Base44, the platform for vibe coding that was purchased by Wix for $80 million just a year ago — at a time when the venture was only six months old with a mere team of eight — has begun the rollout of its proprietary AI model designed to assist users in developing applications using natural language.
This initiative arises amid heightened discussions in AI communities regarding the suitability of frontier models for various applications. A pertinent inquiry is whether businesses utilizing external models can maintain long-term defensibility. Base44’s latest action, headquartered in Tel Aviv, addresses both of these concerns.
Although its custom LLM is in the early stages of deployment, Base44 aspires for it to eventually outshine frontier models. The founder, Maor Shlomo, stated, “training and owning the model as part of [our] entire stack grants us considerably more optimizations regarding latency, cost, and efficiency.”
On the surface, this may be a strategy to maintain an edge over competitors such as the Swedish startup Lovable, which achieved unicorn status during its Series A funding last summer and relies on third-party LLMs. Nevertheless, Shlomo anticipates that others will train their own models — “at least those entities that have scaled sufficiently and generated enough velocity to gather ample data.”
Jonathan Userovici, a general partner at VC firm Headline — whose portfolio encompasses AI companies like Mistral AI, but not Base44 — asserts that data is one of three essential components of defensibility for AI startups, alongside their distribution and technology stack.
The result is that firms with robust brands are now leaning into their data and frameworks to bolster their defensibility, with Base44 exemplifying this trend. The company claims that the initial iteration of its LLM, Base1, was created and trained using a dataset derived from “tens of millions of genuine user interactions on the platform.”
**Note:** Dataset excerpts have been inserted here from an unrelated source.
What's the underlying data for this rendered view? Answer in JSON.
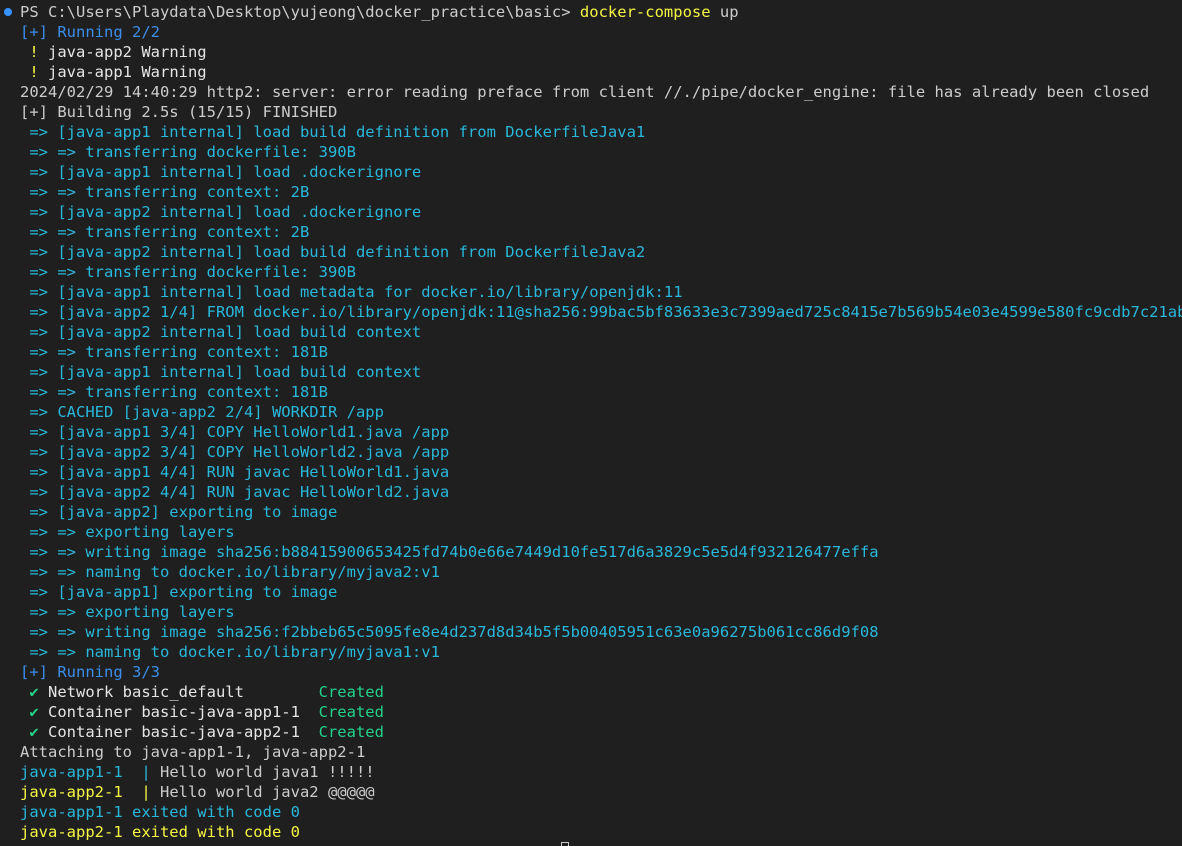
{
  "terminal": {
    "lines": [
      {
        "prompt": true,
        "segments": [
          {
            "text": "PS C:\\Users\\Playdata\\Desktop\\yujeong\\docker_practice\\basic> ",
            "color": "white"
          },
          {
            "text": "docker-compose",
            "color": "yellow"
          },
          {
            "text": " up",
            "color": "white"
          }
        ]
      },
      {
        "segments": [
          {
            "text": "[+] Running 2/2",
            "color": "blue"
          }
        ]
      },
      {
        "segments": [
          {
            "text": " ! ",
            "color": "warn"
          },
          {
            "text": "java-app2 Warning",
            "color": "bright-white"
          }
        ]
      },
      {
        "segments": [
          {
            "text": " ! ",
            "color": "warn"
          },
          {
            "text": "java-app1 Warning",
            "color": "bright-white"
          }
        ]
      },
      {
        "segments": [
          {
            "text": "2024/02/29 14:40:29 http2: server: error reading preface from client //./pipe/docker_engine: file has already been closed",
            "color": "white"
          }
        ]
      },
      {
        "segments": [
          {
            "text": "[+] Building 2.5s (15/15) FINISHED",
            "color": "white"
          }
        ]
      },
      {
        "segments": [
          {
            "text": " => [java-app1 internal] load build definition from DockerfileJava1",
            "color": "cyan"
          }
        ]
      },
      {
        "segments": [
          {
            "text": " => => transferring dockerfile: 390B",
            "color": "cyan"
          }
        ]
      },
      {
        "segments": [
          {
            "text": " => [java-app1 internal] load .dockerignore",
            "color": "cyan"
          }
        ]
      },
      {
        "segments": [
          {
            "text": " => => transferring context: 2B",
            "color": "cyan"
          }
        ]
      },
      {
        "segments": [
          {
            "text": " => [java-app2 internal] load .dockerignore",
            "color": "cyan"
          }
        ]
      },
      {
        "segments": [
          {
            "text": " => => transferring context: 2B",
            "color": "cyan"
          }
        ]
      },
      {
        "segments": [
          {
            "text": " => [java-app2 internal] load build definition from DockerfileJava2",
            "color": "cyan"
          }
        ]
      },
      {
        "segments": [
          {
            "text": " => => transferring dockerfile: 390B",
            "color": "cyan"
          }
        ]
      },
      {
        "segments": [
          {
            "text": " => [java-app1 internal] load metadata for docker.io/library/openjdk:11",
            "color": "cyan"
          }
        ]
      },
      {
        "segments": [
          {
            "text": " => [java-app2 1/4] FROM docker.io/library/openjdk:11@sha256:99bac5bf83633e3c7399aed725c8415e7b569b54e03e4599e580fc9cdb7c21ab",
            "color": "cyan"
          }
        ]
      },
      {
        "segments": [
          {
            "text": " => [java-app2 internal] load build context",
            "color": "cyan"
          }
        ]
      },
      {
        "segments": [
          {
            "text": " => => transferring context: 181B",
            "color": "cyan"
          }
        ]
      },
      {
        "segments": [
          {
            "text": " => [java-app1 internal] load build context",
            "color": "cyan"
          }
        ]
      },
      {
        "segments": [
          {
            "text": " => => transferring context: 181B",
            "color": "cyan"
          }
        ]
      },
      {
        "segments": [
          {
            "text": " => CACHED [java-app2 2/4] WORKDIR /app",
            "color": "cyan"
          }
        ]
      },
      {
        "segments": [
          {
            "text": " => [java-app1 3/4] COPY HelloWorld1.java /app",
            "color": "cyan"
          }
        ]
      },
      {
        "segments": [
          {
            "text": " => [java-app2 3/4] COPY HelloWorld2.java /app",
            "color": "cyan"
          }
        ]
      },
      {
        "segments": [
          {
            "text": " => [java-app1 4/4] RUN javac HelloWorld1.java",
            "color": "cyan"
          }
        ]
      },
      {
        "segments": [
          {
            "text": " => [java-app2 4/4] RUN javac HelloWorld2.java",
            "color": "cyan"
          }
        ]
      },
      {
        "segments": [
          {
            "text": " => [java-app2] exporting to image",
            "color": "cyan"
          }
        ]
      },
      {
        "segments": [
          {
            "text": " => => exporting layers",
            "color": "cyan"
          }
        ]
      },
      {
        "segments": [
          {
            "text": " => => writing image sha256:b88415900653425fd74b0e66e7449d10fe517d6a3829c5e5d4f932126477effa",
            "color": "cyan"
          }
        ]
      },
      {
        "segments": [
          {
            "text": " => => naming to docker.io/library/myjava2:v1",
            "color": "cyan"
          }
        ]
      },
      {
        "segments": [
          {
            "text": " => [java-app1] exporting to image",
            "color": "cyan"
          }
        ]
      },
      {
        "segments": [
          {
            "text": " => => exporting layers",
            "color": "cyan"
          }
        ]
      },
      {
        "segments": [
          {
            "text": " => => writing image sha256:f2bbeb65c5095fe8e4d237d8d34b5f5b00405951c63e0a96275b061cc86d9f08",
            "color": "cyan"
          }
        ]
      },
      {
        "segments": [
          {
            "text": " => => naming to docker.io/library/myjava1:v1",
            "color": "cyan"
          }
        ]
      },
      {
        "segments": [
          {
            "text": "[+] Running 3/3",
            "color": "blue"
          }
        ]
      },
      {
        "segments": [
          {
            "text": " ✔ ",
            "color": "check"
          },
          {
            "text": "Network basic_default        ",
            "color": "bright-white"
          },
          {
            "text": "Created",
            "color": "green"
          }
        ]
      },
      {
        "segments": [
          {
            "text": " ✔ ",
            "color": "check"
          },
          {
            "text": "Container basic-java-app1-1  ",
            "color": "bright-white"
          },
          {
            "text": "Created",
            "color": "green"
          }
        ]
      },
      {
        "segments": [
          {
            "text": " ✔ ",
            "color": "check"
          },
          {
            "text": "Container basic-java-app2-1  ",
            "color": "bright-white"
          },
          {
            "text": "Created",
            "color": "green"
          }
        ]
      },
      {
        "segments": [
          {
            "text": "Attaching to java-app1-1, java-app2-1",
            "color": "white"
          }
        ]
      },
      {
        "segments": [
          {
            "text": "java-app1-1  | ",
            "color": "cyan"
          },
          {
            "text": "Hello world java1 !!!!!",
            "color": "white"
          }
        ]
      },
      {
        "segments": [
          {
            "text": "java-app2-1  | ",
            "color": "yellow"
          },
          {
            "text": "Hello world java2 @@@@@",
            "color": "white"
          }
        ]
      },
      {
        "segments": [
          {
            "text": "java-app1-1 exited with code 0",
            "color": "cyan"
          }
        ]
      },
      {
        "segments": [
          {
            "text": "java-app2-1 exited with code 0",
            "color": "yellow"
          }
        ]
      }
    ]
  }
}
This dataset will continue to grow alongside the company; however, so too will that of its competitors. The most significant rivalry may not emerge from vibe-coding startups, but from frontier AI laboratories encroaching on Base44’s territory — both Cursor and Grok’s parent company, xAI, are now part of SpaceX, and Claude Code has emerged as a vibe coding contender in its own right.
This allows Anthropic and other foundational AI providers to access data and feedback mechanisms to enhance models for application creation, yet Shlomo contends that specialization provides Base44 with a competitive advantage. “Models are evolving, but they’ll remain quite general in their capabilities,” he predicted.
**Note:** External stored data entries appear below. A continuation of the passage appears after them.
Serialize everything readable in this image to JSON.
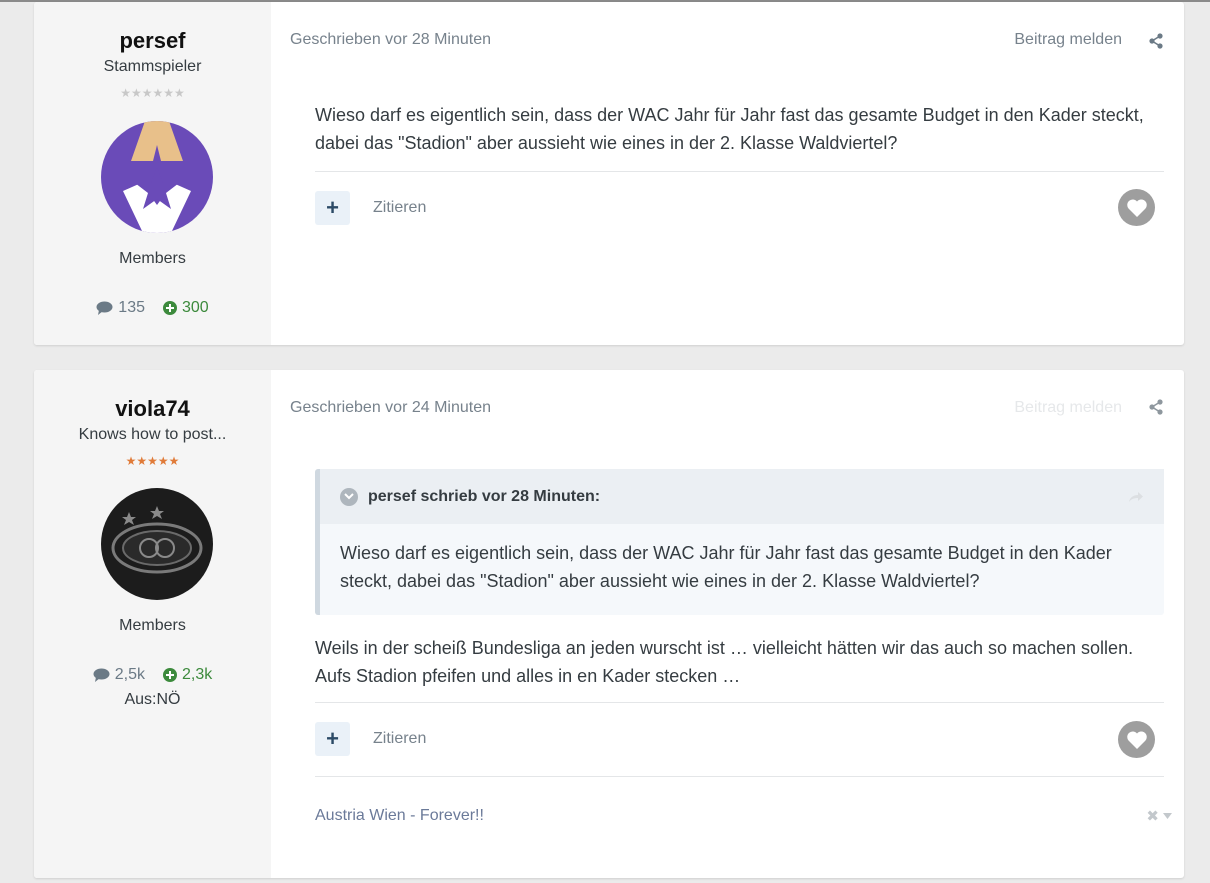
{
  "posts": [
    {
      "author": {
        "username": "persef",
        "rank": "Stammspieler",
        "stars": "★★★★★★",
        "group": "Members",
        "post_count": "135",
        "reputation": "300"
      },
      "meta": "Geschrieben vor 28 Minuten",
      "report_label": "Beitrag melden",
      "body": "Wieso darf es eigentlich sein, dass der WAC Jahr für Jahr fast das gesamte Budget in den Kader steckt, dabei das \"Stadion\" aber aussieht wie eines in der 2. Klasse Waldviertel?",
      "plus_label": "+",
      "quote_label": "Zitieren"
    },
    {
      "author": {
        "username": "viola74",
        "rank": "Knows how to post...",
        "stars": "★★★★★",
        "group": "Members",
        "post_count": "2,5k",
        "reputation": "2,3k",
        "location": "Aus:NÖ"
      },
      "meta": "Geschrieben vor 24 Minuten",
      "report_label": "Beitrag melden",
      "quote": {
        "header": "persef schrieb vor 28 Minuten:",
        "text": "Wieso darf es eigentlich sein, dass der WAC Jahr für Jahr fast das gesamte Budget in den Kader steckt, dabei das \"Stadion\" aber aussieht wie eines in der 2. Klasse Waldviertel?"
      },
      "body": "Weils in der scheiß Bundesliga an jeden wurscht ist … vielleicht hätten wir das auch so machen sollen. Aufs Stadion pfeifen und alles in en Kader stecken …",
      "plus_label": "+",
      "quote_label": "Zitieren",
      "signature": "Austria Wien - Forever!!"
    }
  ],
  "colors": {
    "page_bg": "#ebebeb",
    "author_panel_bg": "#f5f5f5",
    "reputation_green": "#3c8a3c",
    "star_orange": "#e07b39",
    "link_grey": "#77828c"
  }
}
Userovici urges caution against underestimating frontier models, referencing the legal tech startup Harvey, which reversed its decision to develop its own model. He does not foresee applied AI companies collectively transitioning into frontier labs but contextualizes Base44’s initiative within a wider framework — where inference costs have become a pivotal part of the landscape.
Userovici notes that this cost pressure has instigated changes now being demanded by enterprise customers. “They don’t necessarily perceive a [return on investment] when utilizing the latest models for all use cases, leading to the establishment of entire infrastructures aimed at orchestration and optimization to select the appropriate models for them, ensuring costs don’t escalate while preserving similar performance across the majority of applications.”
Although enterprise companies still constitute a minority among users of vibe coding platforms, they represent a growing portion of revenue, and users of all sizes are beginning to voice concerns over AI usage costs. Base44’s decision to craft its own LLM is influenced by various factors, with cost reduction likely being among the advantages.
“We aim to develop a model that’s more aligned with our vision, optimized to reflect what users appreciate in terms of the outcomes we’re achieving, and is ultimately quicker and less expensive for customers compared to using frontier models like Opus,” Shlomo remarked.
Concerning Base44, the path toward cost reduction isn’t straightforward. In a press release, the company clarified that “ownership of the model grants Base44 direct authority over compute and inference expenses, which is anticipated to yield a structurally stronger margin profile over time.”
Even with a delayed benefit, enhanced margins would be advantageous for Base44’s parent company, which has recently announced layoffs affecting 20% of its workforce. Conversely, Base44 has been increasing its headcount since the acquisition — and disclosed that it surpassed $100 million in annual recurring revenue a few months ago.
That still trails Lovable, which announced hitting $500 million in ARR earlier this month. However, Shlomo is confident that the “significant engineering effort” involved in developing Base1 will solidify Base44’s status as the “only vertically integrated vibe-coding application — meaning, in Userovici’s view, a player that possesses its distribution, data, and infrastructure simultaneously.
This article was updated to clarify Base44’s location.